Saturday, June 26, 2010

Loss: Understanding What You Can't Understand

If you have lost a friend or loved one to suicide, you've experienced the horrible feeling of your mind and heart twisting and pulling in so many different directionsWhy did she do this?  What made him make this decision?  Whose fault was it?  So many questions have entered your thoughts.  Questions that will always remain unanswered.

The truth is- and you've probably heard this before- but there is nothing you can do to change the past, so there is absolutely no use dwelling on the answers.  Suicide is such a shocking and hurtful thing, something that one can't understand unless they are put into that position.  You can't hope to be able to put yourself into the mind of your loved one before they made such a decision.  Most likely, you would regret knowing. 

When your loved one made the decision to end their own life, they were most likely in a place of great darkness and confusion.  Their death was inflicted by their own hand, which- as hard as it is to convince yourself- means that it ultimately was not your fault.  Even if other people's actions and harsh words played a part in bringing your loved one to their decision, they were still the one who made the decision to end their own life. 

In order to have healing and peace in your own life, you must accept that you can't change the past and that even though you can't understand, you can find peace in yourself and in Christ. 

Changing the Past
Obviously, this cannot be done.  While you can continuously look back and dwell on things that can't be changed, this will only keep you in a place of grief and mourning.  Instead of focusing on things that should have been changed- things that you should have noticed, seen, or done to prevent your loved one's death, try focusing on the good memories of the past.  Write down happy memories between you and your loved one, make a list of little things you loved about him or her, bring out the photos and cards... and when you're feeling angry and embittered, try to dwell on what is happy and peaceful rather than the painful memories.

Finding Peace
Peace is something often longed for after the death of a loved one, especially when the death is by suicide.  Romans 5:1 says that we have peace through our Lord Jesus Christ.  John 14:27 says, "Peace I leave with you; My peace I give you.  I do not give to you as the world gives.  Do not let your hearts be troubled and do not be afraid."  The death of a loved one is a painful and heartbreaking experience.  You may feel like your world has shattered to pieces all around you.  When you are hurting especially, do not be afraid to pray to God and ask Him for deliverance.  Even if you are feeling angry towards Him for allowing your loved one to die, He understands your weakness and your hurt and He wants to give you peace.

If a friend of yours is struggling through the suicide of a loved one, don't be afraid to reach out to them and show them your support.  Your friend needs you now more than ever.  Send an encouraging note every so often, acknowledging that you understand their struggle.  Offer a listening ear.  Call or text your friend ever so often, simply offering a gesture of love.

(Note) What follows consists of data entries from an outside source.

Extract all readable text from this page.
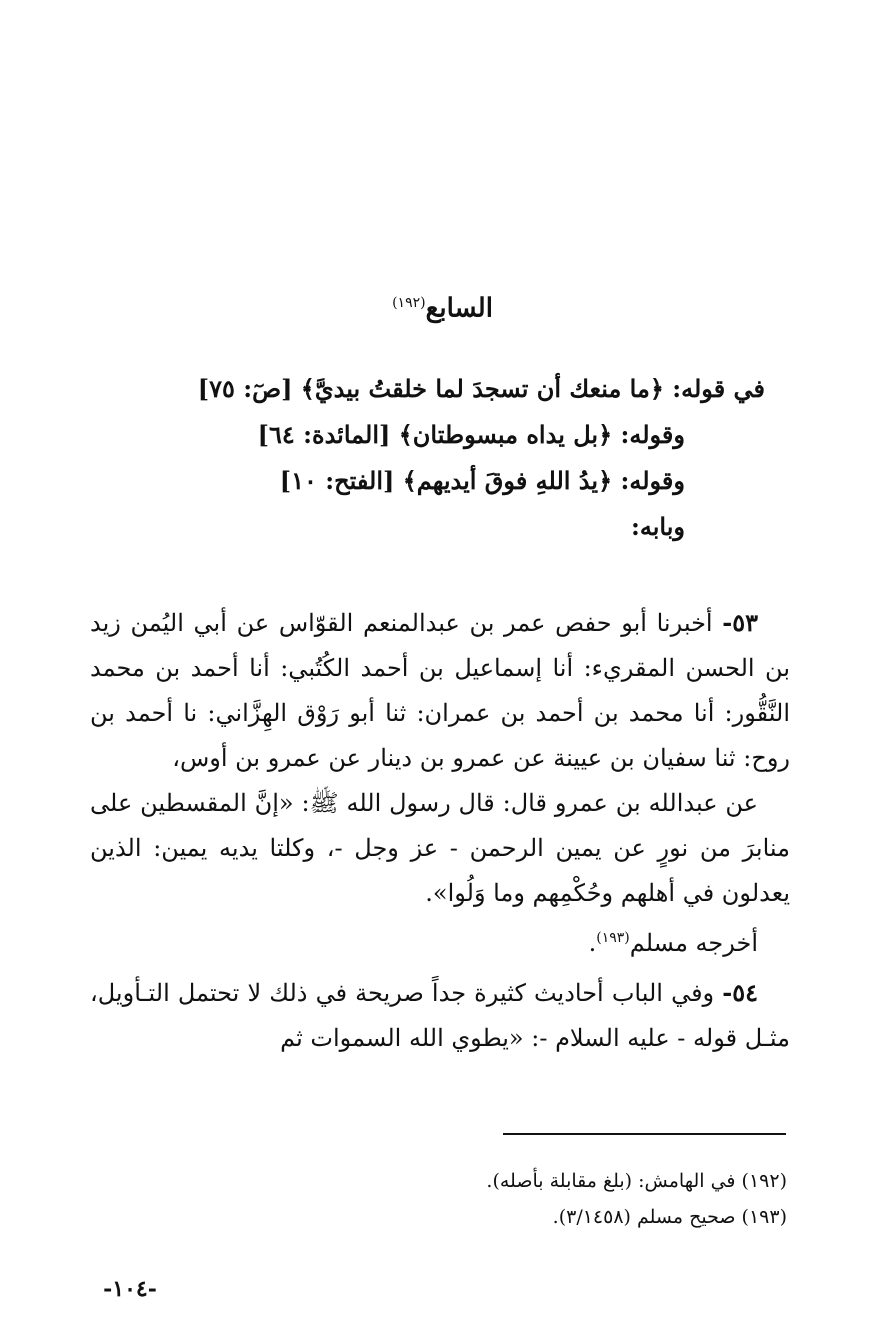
السابع$^{(١٩٢)}$
في قوله: ﴿ما منعك أن تسجدَ لما خلقتُ بيديَّ﴾ [صٓ: ٧٥]
وقوله: ﴿بل يداه مبسوطتان﴾ [المائدة: ٦٤]
وقوله: ﴿يدُ اللهِ فوقَ أيديهم﴾ [الفتح: ١٠]
وبابه:

٥٣- أخبرنا أبو حفص عمر بن عبدالمنعم القوّاس عن أبي اليُمن زيد بن الحسن المقريء: أنا إسماعيل بن أحمد الكُتُبي: أنا أحمد بن محمد النَّقُّور: أنا محمد بن أحمد بن عمران: ثنا أبو رَوْق الهِزَّاني: نا أحمد بن روح: ثنا سفيان بن عيينة عن عمرو بن دينار عن عمرو بن أوس،

عن عبدالله بن عمرو قال: قال رسول الله ﷺ: «إنَّ المقسطين على منابرَ من نورٍ عن يمين الرحمن - عز وجل -، وكلتا يديه يمين: الذين يعدلون في أهلهم وحُكْمِهم وما وَلُوا».

أخرجه مسلم$^{(١٩٣)}$.

٥٤- وفي الباب أحاديث كثيرة جداً صريحة في ذلك لا تحتمل التـأويل، مثـل قوله - عليه السلام -: «يطوي الله السموات ثم

(١٩٢) في الهامش: (بلغ مقابلة بأصله).
(١٩٣) صحيح مسلم (٣/١٤٥٨).
-١٠٤-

If you are considering ending your own life, then please understand the emotional damage this will do to your friends, family, and even those who played small parts in your life.  Those around you will struggle from guilt, pain, and bitterness- even those who you don't want to feel that way.  If you've been planning to end your own life, then please talk to a friend.  They want to help you.  They want to be there for you.  There is an alternative to suicide, and that is life.